Standing in front of an open, liquid-cooled rack full of GPUs brought that reality to life. Coolant manifolds and distribution lines move heat directly off the chips. It feels less like IT and more like a process plant. Once you move to liquid-to-chip and hybrid cooling, you’re no longer just “conditioning air”; you’re managing thermal energy with industrial-grade precision.
That’s where my world—HVAC, controls, and building automation—steps into the foreground. Behind the clean IT white space sits a mechanical and controls backbone: chillers, heat exchangers, pumps, piping, air handlers, and a sophisticated controls layer. The building automation system must understand power and thermal loads at the rack level, orchestrate air and liquid cooling, and continuously trade off efficiency, redundancy, and risk.

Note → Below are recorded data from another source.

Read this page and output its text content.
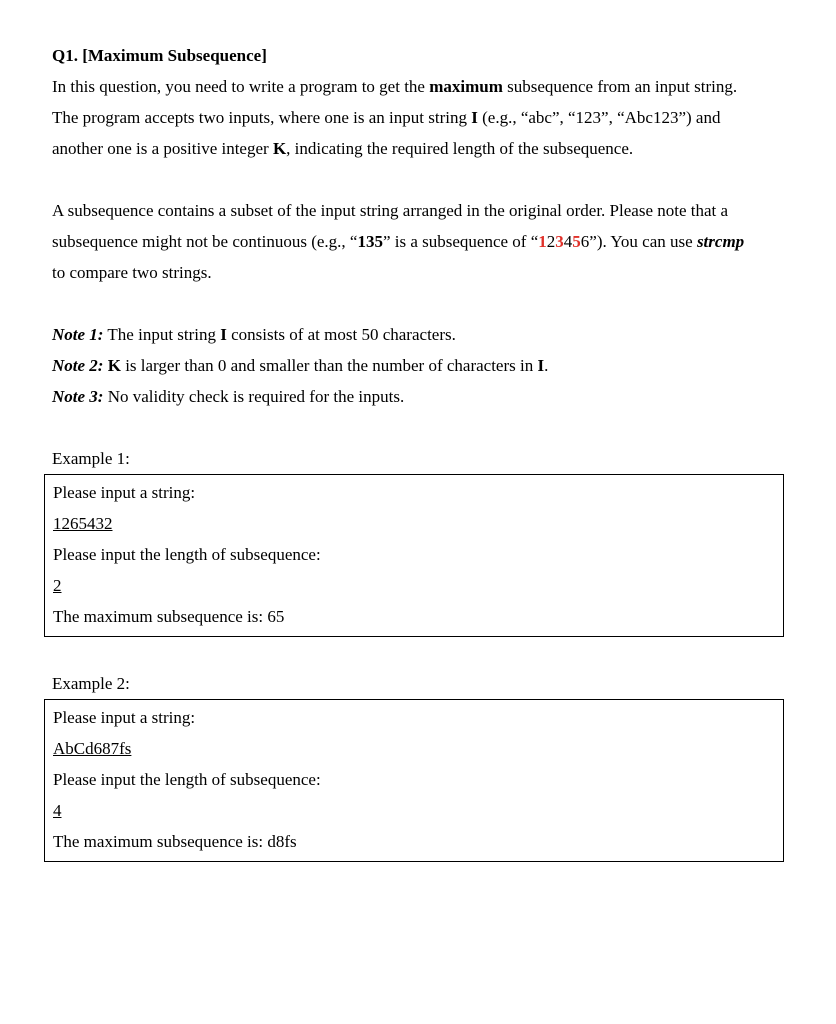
Q1. [Maximum Subsequence]

In this question, you need to write a program to get the maximum subsequence from an input string.

The program accepts two inputs, where one is an input string I (e.g., “abc”, “123”, “Abc123”) and

another one is a positive integer K, indicating the required length of the subsequence.

A subsequence contains a subset of the input string arranged in the original order. Please note that a

subsequence might not be continuous (e.g., “135” is a subsequence of “123456”). You can use strcmp

to compare two strings.

Note 1: The input string I consists of at most 50 characters.

Note 2: K is larger than 0 and smaller than the number of characters in I.

Note 3: No validity check is required for the inputs.

Example 1:

Please input a string:

1265432

Please input the length of subsequence:

2

The maximum subsequence is: 65

Example 2:

Please input a string:

AbCd687fs

Please input the length of subsequence:

4

The maximum subsequence is: d8fs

None of that works without interoperability.
In a modern data center, you have DCIM, BAS, EPMS, microgrid controllers, and IT orchestration platforms all touching the same problems from different angles. Power, cooling, and compute need a shared view of reality. That means standard data models, open protocols where possible, well-defined APIs, and clear ownership of control sequences. If any one system is a black box, it becomes the weak link—technically and operationally.

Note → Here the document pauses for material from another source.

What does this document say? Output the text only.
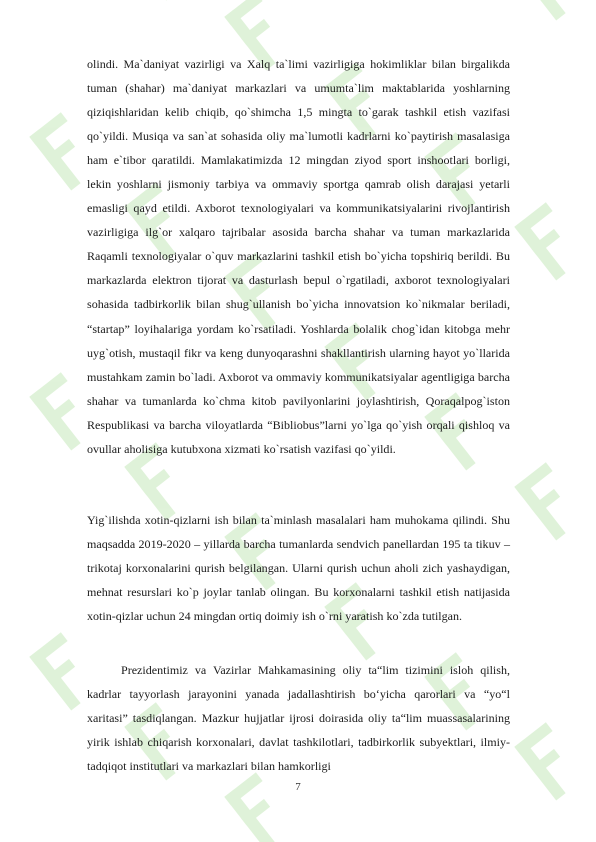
olindi. Ma`daniyat vazirligi va Xalq ta`limi vazirligiga hokimliklar bilan birgalikda tuman (shahar) ma`daniyat markazlari va umumta`lim maktablarida yoshlarning qiziqishlaridan kelib chiqib, qo`shimcha 1,5 mingta to`garak tashkil etish vazifasi qo`yildi. Musiqa va san`at sohasida oliy ma`lumotli kadrlarni ko`paytirish masalasiga ham e`tibor qaratildi. Mamlakatimizda 12 mingdan ziyod sport inshootlari borligi, lekin yoshlarni jismoniy tarbiya va ommaviy sportga qamrab olish darajasi yetarli emasligi qayd etildi. Axborot texnologiyalari va kommunikatsiyalarini rivojlantirish vazirligiga ilg`or xalqaro tajribalar asosida barcha shahar va tuman markazlarida Raqamli texnologiyalar o`quv markazlarini tashkil etish bo`yicha topshiriq berildi. Bu markazlarda elektron tijorat va dasturlash bepul o`rgatiladi, axborot texnologiyalari sohasida tadbirkorlik bilan shug`ullanish bo`yicha innovatsion ko`nikmalar beriladi, “startap” loyihalariga yordam ko`rsatiladi. Yoshlarda bolalik chog`idan kitobga mehr uyg`otish, mustaqil fikr va keng dunyoqarashni shakllantirish ularning hayot yo`llarida mustahkam zamin bo`ladi. Axborot va ommaviy kommunikatsiyalar agentligiga barcha shahar va tumanlarda ko`chma kitob pavilyonlarini joylashtirish, Qoraqalpog`iston Respublikasi va barcha viloyatlarda “Bibliobus”larni yo`lga qo`yish orqali qishloq va ovullar aholisiga kutubxona xizmati ko`rsatish vazifasi qo`yildi.

Yig`ilishda xotin-qizlarni ish bilan ta`minlash masalalari ham muhokama qilindi. Shu maqsadda 2019-2020 – yillarda barcha tumanlarda sendvich panellardan 195 ta tikuv – trikotaj korxonalarini qurish belgilangan. Ularni qurish uchun aholi zich yashaydigan, mehnat resurslari ko`p joylar tanlab olingan. Bu korxonalarni tashkil etish natijasida xotin-qizlar uchun 24 mingdan ortiq doimiy ish o`rni yaratish ko`zda tutilgan.

Prezidentimiz va Vazirlar Mahkamasining oliy ta“lim tizimini isloh qilish, kadrlar tayyorlash jarayonini yanada jadallashtirish bo‘yicha qarorlari va “yo“l xaritasi” tasdiqlangan. Mazkur hujjatlar ijrosi doirasida oliy ta“lim muassasalarining yirik ishlab chiqarish korxonalari, davlat tashkilotlari, tadbirkorlik subyektlari, ilmiy-tadqiqot institutlari va markazlari bilan hamkorligi

7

You could feel that on the tour: power systems exposing data the BAS can act on; thermal information flowing both ways between plant and white space; energy and resilience strategies coordinated across multiple platforms. Interoperability isn’t a “nice to have”—it’s the only way to operate at this level of density and risk.
For readers of AutomatedBuildings.com, the translation to commercial buildings should be obvious.
We may not be running 100 kW racks in most offices. Still, we are rapidly increasing complexity: electrification of heating, more sophisticated ventilation strategies, onsite renewables and storage, EV charging, and growing expectations for grid interaction. Those are the commercial-building equivalents of high-density compute.
If each of those systems comes with its own closed management stack, we repeat the mistakes data centers are working hard to avoid. If, instead, we design around interoperable controls, shared data models, and open-standards-based integration, we position ourselves to coordinate comfort, energy, carbon, and resilience as one problem rather than five separate projects.
That was my main takeaway leaving the data facility. AI factories are pushing the envelope faster than typical commercial buildings. Still, the fundamentals remain the same: measure, connect, coordinate, and continuously optimize across physical and digital layers—and make interoperability a design requirement, not an afterthought. Walking out past rows of piping, cabling, and ductwork, it struck me that AI doesn’t live in “the cloud.” It lives in very real buildings, with very real mechanical and electrical systems, designed and operated by very real people. Whether you’re running an AI factory campus or a portfolio of commercial buildings, the path to a robust and sustainable future runs straight through interoperability.